A apropriação e concentração fundiária nas mãos dos Feitosa impuseram desde cedo uma organização do território orientada pela pecuária. A concessão exigia, em contrapartida, o povoamento, a criação de acesso à água, trilhas de tropeamento, currais e casas-sede que, gradualmente, deram lugar a uma pequena malha urbana concentrada em torno da praça e da igreja. Como muitos núcleos do sertão, a transformação de fazenda para vila e depois para sede municipal refletiu o poder local da família coronelista e a função administrativa associada ao controle de recursos hídricos e rotas de movimentação de gado.

 

Na década de 1950, Cococi Cococi obteve a autonomia político-administrativa e se tornou município. A partir daí, surgiram obras públicas e residências mais expressivas pertencentes a famílias dominantes.

 

O palacete da prefeitura (hoje em ruínas), as residências dos coronéis e o chamado “solar” do Major Feitosa constituíam a arquitetura de prestígio: blocos maciços, fachadas com balaustradas e vãos regulares, elementos decorativos e, em alguns casos, reminiscências de leituras ecléticas que circulavam mesmo no interior. A prefeitura e a Câmara de vereadores eram edifícios anexos ao solar do Major Feitosa.

O declínio de Cococi é múltiplo: secas sucessivas que comprometeram a economia pecuária, a centralização administrativa (reabsorção como distrito por lei estadual em 1965) e episódios locais de má gestão e escândalo político contribuíram para a desmobilização da população e abandono físico. Politicamente, a extinção do município e a saída das famílias dominantes deixaram vácuos institucionais e econômicos que se materializaram no abandono das construções e na perda de manutenção dos equipamentos públicos. O processo é paradigmaticamente sertanejo: o ciclo de boom-local seguido de êxodo transforma a cidade em ruínas, produzindo um patrimônio vernacular de valor histórico, mas fragilizado

O site Aventuras na História registra que hoje, as ruínas que restam permitem reconstruir tipologias: casas térreas alinhadas à rua principal, residências de porte médio com varanda e pátio interno, e edifícios públicos (antiga prefeitura, posto fiscal, hotéis e bares) que se orientavam para a praça. As fachadas, mesmo degradadas, exibem elementos como arcos de vãos, peitoris marcados e pequenas ornamentações, tudo isso adaptado com materiais e técnicas locais. Essas ruínas são um documento essencial para entender como a arquitetura doméstica e pública dialogava com o clima, a economia pecuária e as formas de sociabilidade sertaneja.

 

Essa é uma das  localidades  brasileiras que nos remetem à pergunta: como ativar cidades como essa para que elas possam ter um futuro e não sejam apenas cenários românticos da história?

Cococi merece, inicialmente, um mapeamento e fotogrametria das ruínas para fixar tipologias e técnicas construtivas.

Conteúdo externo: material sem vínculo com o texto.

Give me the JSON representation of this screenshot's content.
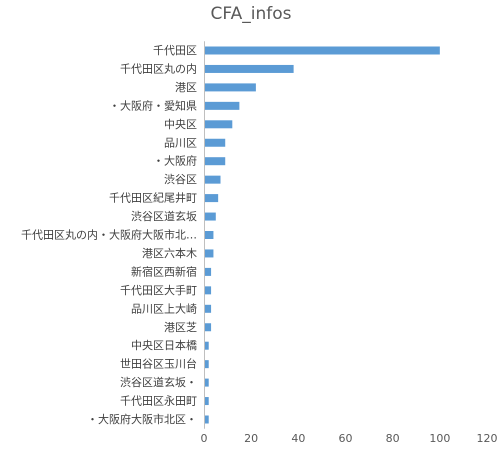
{
  "chart_data": {
    "type": "bar",
    "orientation": "horizontal",
    "title": "CFA_infos",
    "categories": [
      "千代田区",
      "千代田区丸の内",
      "港区",
      "・大阪府・愛知県",
      "中央区",
      "品川区",
      "・大阪府",
      "渋谷区",
      "千代田区紀尾井町",
      "渋谷区道玄坂",
      "千代田区丸の内・大阪府大阪市北…",
      "港区六本木",
      "新宿区西新宿",
      "千代田区大手町",
      "品川区上大崎",
      "港区芝",
      "中央区日本橋",
      "世田谷区玉川台",
      "渋谷区道玄坂・",
      "千代田区永田町",
      "・大阪府大阪市北区・"
    ],
    "values": [
      100,
      38,
      22,
      15,
      12,
      9,
      9,
      7,
      6,
      5,
      4,
      4,
      3,
      3,
      3,
      3,
      2,
      2,
      2,
      2,
      2
    ],
    "xlim": [
      0,
      120
    ],
    "xticks": [
      "0",
      "20",
      "40",
      "60",
      "80",
      "100",
      "120"
    ],
    "xlabel": "",
    "ylabel": "",
    "grid": false,
    "legend": "none",
    "bar_color": "#5b9bd5"
  }
}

Outra necessidade é a preservação da Igreja matriz e de sua praça como polo de memória e de eventos religiosos que sustentam a identidade local.

Caberia também um Projeto de conservação interpretativa — proposta de micro-museu comunitário – em um dos edifícios públicos recuperáveis, com rotas interpretativas que articulem turismo de memória e economia local (artesanato, guias locais).